One man who did not appear amongst the roll of honor of sporting royalty, however, was golf’s Brooks Koepka. The 28-year-old captured two major championships in 2018, but that wasn’t enough for him to feature on ESPN’s list, which included the triple crown winning horse, Justify, in 16th place.

Learning of his exclusion, Koepka took to social media and made this post, which suggested that he was not too pleased with his omission.

The list evaluated athletes against their fellow competitors, and then analysed their performance against the accomplishments of other great athletes within their sport from 1998 to present.

Explaining Simone Biles score of 3.25, the compiler of the list Peter Keating stated “So what does Simone Biles’ dominance score of 3.25 mean? In 2018, she was 3.25 standard deviations better than the typical top-four performer in all-around women’s gymnastics since 1998—rendering her the year’s most dominant pro athlete.”

The LPGA’s Ariya Jutanurgarn was the only golfer to feature on the list, who Keating judged to have been the fourth most dominant athlete of 2018. The Thai player won three times on Tour in 2018, which is the same number of times as Koepka; however, just one of those wins was a major championship title, compared to Koepka’s two major victories this year. Jutanugarn did, though, have a total of 13 top-five finishes in 2018, compared to Koepka’s five, and also won every year-end LPGA award that was possible for her to win.
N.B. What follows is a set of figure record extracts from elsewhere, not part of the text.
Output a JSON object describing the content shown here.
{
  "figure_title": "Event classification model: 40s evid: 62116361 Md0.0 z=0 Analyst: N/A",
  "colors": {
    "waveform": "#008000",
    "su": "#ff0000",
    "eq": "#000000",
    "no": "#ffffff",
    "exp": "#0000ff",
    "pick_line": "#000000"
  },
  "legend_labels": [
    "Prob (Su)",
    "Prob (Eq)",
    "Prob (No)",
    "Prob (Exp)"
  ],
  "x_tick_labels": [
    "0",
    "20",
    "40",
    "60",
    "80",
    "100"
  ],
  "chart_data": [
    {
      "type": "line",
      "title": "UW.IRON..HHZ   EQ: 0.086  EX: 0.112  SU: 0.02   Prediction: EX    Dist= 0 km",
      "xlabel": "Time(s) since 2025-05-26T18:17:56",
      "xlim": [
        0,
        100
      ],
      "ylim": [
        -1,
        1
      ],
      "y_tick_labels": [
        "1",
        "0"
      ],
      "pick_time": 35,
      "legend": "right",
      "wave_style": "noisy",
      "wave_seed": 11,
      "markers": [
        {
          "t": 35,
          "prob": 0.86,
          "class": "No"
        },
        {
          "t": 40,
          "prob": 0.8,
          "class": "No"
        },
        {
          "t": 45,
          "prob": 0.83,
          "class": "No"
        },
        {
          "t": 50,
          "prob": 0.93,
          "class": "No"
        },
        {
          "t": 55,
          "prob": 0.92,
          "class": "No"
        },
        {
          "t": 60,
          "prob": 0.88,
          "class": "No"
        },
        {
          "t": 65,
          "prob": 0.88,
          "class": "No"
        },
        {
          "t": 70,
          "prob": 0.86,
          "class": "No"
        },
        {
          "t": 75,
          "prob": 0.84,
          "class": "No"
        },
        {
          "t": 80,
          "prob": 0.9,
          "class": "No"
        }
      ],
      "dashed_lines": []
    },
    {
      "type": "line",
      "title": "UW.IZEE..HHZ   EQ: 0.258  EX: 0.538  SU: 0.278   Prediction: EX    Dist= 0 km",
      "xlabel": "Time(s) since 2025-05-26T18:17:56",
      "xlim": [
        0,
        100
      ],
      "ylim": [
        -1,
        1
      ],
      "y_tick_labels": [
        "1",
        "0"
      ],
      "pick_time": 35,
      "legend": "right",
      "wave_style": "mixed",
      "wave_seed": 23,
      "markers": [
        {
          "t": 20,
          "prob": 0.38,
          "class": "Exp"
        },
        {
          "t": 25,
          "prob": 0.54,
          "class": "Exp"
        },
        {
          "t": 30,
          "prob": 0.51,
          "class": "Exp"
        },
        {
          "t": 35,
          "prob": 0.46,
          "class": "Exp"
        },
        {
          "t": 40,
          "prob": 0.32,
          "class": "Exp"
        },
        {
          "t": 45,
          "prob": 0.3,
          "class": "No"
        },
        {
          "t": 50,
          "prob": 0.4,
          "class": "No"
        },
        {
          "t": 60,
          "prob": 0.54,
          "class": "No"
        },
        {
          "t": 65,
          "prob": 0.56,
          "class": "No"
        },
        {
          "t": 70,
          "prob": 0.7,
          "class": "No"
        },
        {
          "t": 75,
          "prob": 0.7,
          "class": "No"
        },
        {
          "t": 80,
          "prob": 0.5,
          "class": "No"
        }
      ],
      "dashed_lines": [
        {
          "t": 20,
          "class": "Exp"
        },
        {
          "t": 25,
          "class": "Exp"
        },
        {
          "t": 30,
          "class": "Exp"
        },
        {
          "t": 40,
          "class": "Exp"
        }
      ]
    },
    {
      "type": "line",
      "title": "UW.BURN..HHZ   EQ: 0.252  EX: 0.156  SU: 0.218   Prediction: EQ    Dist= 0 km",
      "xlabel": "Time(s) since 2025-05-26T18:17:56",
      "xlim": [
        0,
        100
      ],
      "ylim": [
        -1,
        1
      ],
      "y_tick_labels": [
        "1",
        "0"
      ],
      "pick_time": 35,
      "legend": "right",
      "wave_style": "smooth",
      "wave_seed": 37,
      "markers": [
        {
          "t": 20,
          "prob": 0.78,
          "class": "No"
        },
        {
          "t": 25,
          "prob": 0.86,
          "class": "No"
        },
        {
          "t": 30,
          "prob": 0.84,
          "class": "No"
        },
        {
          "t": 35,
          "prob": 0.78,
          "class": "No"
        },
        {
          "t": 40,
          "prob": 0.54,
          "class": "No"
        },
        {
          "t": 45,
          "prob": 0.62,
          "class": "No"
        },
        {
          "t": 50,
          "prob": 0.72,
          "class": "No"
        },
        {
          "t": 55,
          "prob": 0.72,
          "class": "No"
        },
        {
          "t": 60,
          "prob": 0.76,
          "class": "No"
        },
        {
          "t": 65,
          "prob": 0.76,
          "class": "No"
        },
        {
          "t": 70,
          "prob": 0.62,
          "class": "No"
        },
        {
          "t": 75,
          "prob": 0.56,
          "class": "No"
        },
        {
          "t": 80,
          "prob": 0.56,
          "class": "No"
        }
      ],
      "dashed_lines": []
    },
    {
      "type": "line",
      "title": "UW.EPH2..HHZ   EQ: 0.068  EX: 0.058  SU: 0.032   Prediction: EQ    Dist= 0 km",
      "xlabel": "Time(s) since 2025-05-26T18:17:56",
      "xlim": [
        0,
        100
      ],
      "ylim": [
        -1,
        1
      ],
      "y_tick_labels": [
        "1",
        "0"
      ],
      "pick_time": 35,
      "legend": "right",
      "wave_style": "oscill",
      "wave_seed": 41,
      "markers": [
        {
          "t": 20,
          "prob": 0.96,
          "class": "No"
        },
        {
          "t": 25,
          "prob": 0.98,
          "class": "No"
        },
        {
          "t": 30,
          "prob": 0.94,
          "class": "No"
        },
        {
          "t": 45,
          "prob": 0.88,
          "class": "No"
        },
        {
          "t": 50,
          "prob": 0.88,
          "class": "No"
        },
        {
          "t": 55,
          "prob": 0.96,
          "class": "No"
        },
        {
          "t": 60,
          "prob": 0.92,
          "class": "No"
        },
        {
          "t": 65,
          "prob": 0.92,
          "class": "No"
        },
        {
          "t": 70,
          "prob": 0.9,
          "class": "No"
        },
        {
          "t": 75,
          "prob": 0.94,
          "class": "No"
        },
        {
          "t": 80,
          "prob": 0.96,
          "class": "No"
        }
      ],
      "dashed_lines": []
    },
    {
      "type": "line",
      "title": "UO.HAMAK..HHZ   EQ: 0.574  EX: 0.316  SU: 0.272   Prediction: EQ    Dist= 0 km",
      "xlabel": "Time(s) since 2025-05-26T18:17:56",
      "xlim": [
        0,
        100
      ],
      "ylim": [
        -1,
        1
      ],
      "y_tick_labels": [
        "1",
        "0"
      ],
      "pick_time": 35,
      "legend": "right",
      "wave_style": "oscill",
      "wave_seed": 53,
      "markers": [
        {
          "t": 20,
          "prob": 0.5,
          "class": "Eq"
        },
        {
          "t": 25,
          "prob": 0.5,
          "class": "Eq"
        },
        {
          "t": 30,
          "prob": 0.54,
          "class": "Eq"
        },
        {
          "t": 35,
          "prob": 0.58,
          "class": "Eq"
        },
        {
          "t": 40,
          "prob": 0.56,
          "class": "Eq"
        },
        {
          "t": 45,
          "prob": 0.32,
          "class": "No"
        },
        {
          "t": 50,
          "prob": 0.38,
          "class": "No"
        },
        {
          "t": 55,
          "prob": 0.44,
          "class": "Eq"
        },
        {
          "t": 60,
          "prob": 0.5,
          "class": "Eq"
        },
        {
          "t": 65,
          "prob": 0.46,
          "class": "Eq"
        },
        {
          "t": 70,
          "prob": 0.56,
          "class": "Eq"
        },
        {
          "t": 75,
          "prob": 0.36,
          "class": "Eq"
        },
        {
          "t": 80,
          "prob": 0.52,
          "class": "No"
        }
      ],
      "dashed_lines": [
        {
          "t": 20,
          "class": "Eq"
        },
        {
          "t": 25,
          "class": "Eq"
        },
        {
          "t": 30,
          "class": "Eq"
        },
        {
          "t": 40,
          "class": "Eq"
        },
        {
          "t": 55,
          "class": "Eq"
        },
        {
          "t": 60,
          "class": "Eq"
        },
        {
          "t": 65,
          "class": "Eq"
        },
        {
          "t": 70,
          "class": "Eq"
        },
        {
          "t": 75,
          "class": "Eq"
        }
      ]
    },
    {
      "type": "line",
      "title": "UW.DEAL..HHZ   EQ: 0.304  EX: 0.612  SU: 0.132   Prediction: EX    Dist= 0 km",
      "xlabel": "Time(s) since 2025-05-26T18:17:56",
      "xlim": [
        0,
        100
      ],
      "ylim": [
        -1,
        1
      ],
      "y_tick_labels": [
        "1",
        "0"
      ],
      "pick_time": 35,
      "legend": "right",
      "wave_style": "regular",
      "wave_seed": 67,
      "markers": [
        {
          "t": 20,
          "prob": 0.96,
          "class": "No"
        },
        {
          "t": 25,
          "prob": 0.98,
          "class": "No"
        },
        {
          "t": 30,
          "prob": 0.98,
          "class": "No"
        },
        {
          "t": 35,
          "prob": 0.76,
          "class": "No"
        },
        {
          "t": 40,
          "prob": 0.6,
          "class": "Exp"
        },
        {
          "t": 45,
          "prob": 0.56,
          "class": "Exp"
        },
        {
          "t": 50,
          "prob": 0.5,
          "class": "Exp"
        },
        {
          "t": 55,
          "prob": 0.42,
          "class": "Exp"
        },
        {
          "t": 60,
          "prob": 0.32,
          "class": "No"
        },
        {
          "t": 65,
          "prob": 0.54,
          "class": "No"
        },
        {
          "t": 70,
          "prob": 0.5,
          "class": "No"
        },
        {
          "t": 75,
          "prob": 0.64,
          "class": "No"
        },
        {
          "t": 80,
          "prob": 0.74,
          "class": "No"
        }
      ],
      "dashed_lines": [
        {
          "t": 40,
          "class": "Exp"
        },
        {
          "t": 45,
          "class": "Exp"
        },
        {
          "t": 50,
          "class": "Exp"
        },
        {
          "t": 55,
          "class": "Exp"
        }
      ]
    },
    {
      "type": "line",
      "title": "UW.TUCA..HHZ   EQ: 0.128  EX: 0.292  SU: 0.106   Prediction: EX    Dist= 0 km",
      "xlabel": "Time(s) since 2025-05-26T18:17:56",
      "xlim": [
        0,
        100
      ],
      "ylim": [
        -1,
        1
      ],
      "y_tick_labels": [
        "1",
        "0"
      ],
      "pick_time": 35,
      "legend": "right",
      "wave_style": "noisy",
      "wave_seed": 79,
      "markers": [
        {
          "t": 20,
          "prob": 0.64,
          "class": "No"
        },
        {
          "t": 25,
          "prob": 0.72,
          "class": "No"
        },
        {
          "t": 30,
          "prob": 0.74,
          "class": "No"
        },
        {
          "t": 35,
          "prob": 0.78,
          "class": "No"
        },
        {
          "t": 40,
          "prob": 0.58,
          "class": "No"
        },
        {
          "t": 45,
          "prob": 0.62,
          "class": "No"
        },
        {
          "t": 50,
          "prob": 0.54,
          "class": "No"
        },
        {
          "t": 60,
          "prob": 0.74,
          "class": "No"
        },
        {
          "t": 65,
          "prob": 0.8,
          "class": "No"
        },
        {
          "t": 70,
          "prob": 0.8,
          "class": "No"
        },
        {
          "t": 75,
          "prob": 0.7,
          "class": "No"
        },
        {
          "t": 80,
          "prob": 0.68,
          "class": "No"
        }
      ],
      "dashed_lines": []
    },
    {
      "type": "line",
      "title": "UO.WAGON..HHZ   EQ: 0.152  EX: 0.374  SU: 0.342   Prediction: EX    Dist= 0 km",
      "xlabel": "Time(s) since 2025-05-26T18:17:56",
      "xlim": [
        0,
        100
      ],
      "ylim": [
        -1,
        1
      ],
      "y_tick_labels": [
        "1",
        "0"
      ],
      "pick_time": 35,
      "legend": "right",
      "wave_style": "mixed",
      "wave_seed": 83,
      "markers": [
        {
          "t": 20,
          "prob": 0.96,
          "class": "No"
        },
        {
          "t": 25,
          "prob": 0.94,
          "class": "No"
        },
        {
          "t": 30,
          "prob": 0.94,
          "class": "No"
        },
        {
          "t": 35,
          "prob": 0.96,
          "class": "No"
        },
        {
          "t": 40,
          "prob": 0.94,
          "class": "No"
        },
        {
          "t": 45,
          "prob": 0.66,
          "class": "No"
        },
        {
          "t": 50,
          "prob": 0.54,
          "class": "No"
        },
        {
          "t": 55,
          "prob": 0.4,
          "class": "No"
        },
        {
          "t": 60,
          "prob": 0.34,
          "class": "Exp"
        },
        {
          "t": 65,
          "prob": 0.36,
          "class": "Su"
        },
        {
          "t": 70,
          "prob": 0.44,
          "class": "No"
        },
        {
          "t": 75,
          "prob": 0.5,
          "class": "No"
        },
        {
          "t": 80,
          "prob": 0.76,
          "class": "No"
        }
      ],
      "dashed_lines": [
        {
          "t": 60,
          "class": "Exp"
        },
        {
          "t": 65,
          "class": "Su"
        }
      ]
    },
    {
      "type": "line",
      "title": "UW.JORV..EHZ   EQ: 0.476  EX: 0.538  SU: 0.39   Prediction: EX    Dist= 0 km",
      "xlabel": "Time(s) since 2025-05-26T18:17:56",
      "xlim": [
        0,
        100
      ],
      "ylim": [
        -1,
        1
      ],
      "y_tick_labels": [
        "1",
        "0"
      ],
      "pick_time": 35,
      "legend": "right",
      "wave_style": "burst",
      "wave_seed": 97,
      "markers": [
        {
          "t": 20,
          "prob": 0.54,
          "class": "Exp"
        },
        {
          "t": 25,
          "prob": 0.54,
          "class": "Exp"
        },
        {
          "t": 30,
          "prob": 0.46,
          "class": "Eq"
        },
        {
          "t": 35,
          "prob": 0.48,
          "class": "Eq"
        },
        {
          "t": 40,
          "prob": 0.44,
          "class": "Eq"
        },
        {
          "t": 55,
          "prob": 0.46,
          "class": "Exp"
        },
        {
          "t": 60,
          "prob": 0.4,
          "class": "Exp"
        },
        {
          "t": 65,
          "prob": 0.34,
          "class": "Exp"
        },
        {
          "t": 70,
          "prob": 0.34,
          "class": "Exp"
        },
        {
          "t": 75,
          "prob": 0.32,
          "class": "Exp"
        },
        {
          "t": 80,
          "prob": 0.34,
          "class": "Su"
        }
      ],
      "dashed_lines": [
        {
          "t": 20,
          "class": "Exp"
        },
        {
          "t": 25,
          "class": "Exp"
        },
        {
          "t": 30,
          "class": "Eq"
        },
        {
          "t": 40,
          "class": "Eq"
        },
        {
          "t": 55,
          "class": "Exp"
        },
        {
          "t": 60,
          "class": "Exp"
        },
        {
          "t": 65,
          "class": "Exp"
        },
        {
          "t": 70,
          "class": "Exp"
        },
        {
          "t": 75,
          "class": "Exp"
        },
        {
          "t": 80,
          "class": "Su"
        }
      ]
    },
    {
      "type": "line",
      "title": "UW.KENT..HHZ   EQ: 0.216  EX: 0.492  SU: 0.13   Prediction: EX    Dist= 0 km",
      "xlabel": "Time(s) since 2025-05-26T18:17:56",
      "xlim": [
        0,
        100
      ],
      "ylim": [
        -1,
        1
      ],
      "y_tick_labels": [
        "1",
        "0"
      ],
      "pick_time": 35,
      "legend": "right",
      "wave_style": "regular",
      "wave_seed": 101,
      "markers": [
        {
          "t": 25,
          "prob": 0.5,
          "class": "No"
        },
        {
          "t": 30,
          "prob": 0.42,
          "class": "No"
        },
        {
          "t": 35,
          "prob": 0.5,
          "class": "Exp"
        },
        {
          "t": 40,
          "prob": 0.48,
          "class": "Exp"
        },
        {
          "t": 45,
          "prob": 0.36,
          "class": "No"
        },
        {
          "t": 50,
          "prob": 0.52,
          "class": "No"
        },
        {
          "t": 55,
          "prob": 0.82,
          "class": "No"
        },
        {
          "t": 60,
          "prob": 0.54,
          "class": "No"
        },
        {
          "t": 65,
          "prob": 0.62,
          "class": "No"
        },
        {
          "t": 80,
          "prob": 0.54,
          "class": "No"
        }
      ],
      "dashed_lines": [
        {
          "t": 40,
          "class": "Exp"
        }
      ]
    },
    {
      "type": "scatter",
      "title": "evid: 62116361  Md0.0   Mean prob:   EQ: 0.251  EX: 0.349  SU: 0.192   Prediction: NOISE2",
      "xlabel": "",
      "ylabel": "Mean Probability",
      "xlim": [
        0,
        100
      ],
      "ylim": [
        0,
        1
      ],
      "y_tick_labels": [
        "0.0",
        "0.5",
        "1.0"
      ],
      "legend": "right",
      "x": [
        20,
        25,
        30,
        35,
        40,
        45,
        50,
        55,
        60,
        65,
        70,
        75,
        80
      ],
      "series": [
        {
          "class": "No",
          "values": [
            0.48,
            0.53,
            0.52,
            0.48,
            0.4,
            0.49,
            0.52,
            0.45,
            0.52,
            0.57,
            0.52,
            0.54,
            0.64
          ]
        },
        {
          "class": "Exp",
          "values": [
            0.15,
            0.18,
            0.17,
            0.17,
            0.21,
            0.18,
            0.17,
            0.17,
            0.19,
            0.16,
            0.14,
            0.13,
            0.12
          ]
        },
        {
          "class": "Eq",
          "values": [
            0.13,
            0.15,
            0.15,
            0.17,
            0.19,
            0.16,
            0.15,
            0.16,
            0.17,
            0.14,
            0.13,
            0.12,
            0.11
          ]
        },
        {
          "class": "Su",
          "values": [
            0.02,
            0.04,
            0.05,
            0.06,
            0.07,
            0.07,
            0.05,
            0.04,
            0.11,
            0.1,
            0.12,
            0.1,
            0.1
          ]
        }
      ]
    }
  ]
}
In the past, Koepka has spoken concerning the lack of respect that he feels that he is given, in particular by the media. The American has previously suggested that certain players get their names written about more than him because they “kiss up”, and this year the current world number one let the press know that he doesn’t forget an insult, stating “Come Sunday, I won’t forget it when everyone wants to talk to me because I just won. I don’t forget things.”

Judging by Koepka’s reaction on social media to ESPN’s list, this will be yet another incident that the 28-year-old is unlikely to forget. The chip that Koepka carries around on his shoulder has fueled him to win three of the last six major championships that he has appeared in, and this latest snub from the media has given him plenty of incentive to once again prove people wrong in 2019.

GolfWRXers, was Koepka’s omission from the list justified, or another show of disrespect towards golf’s current best player?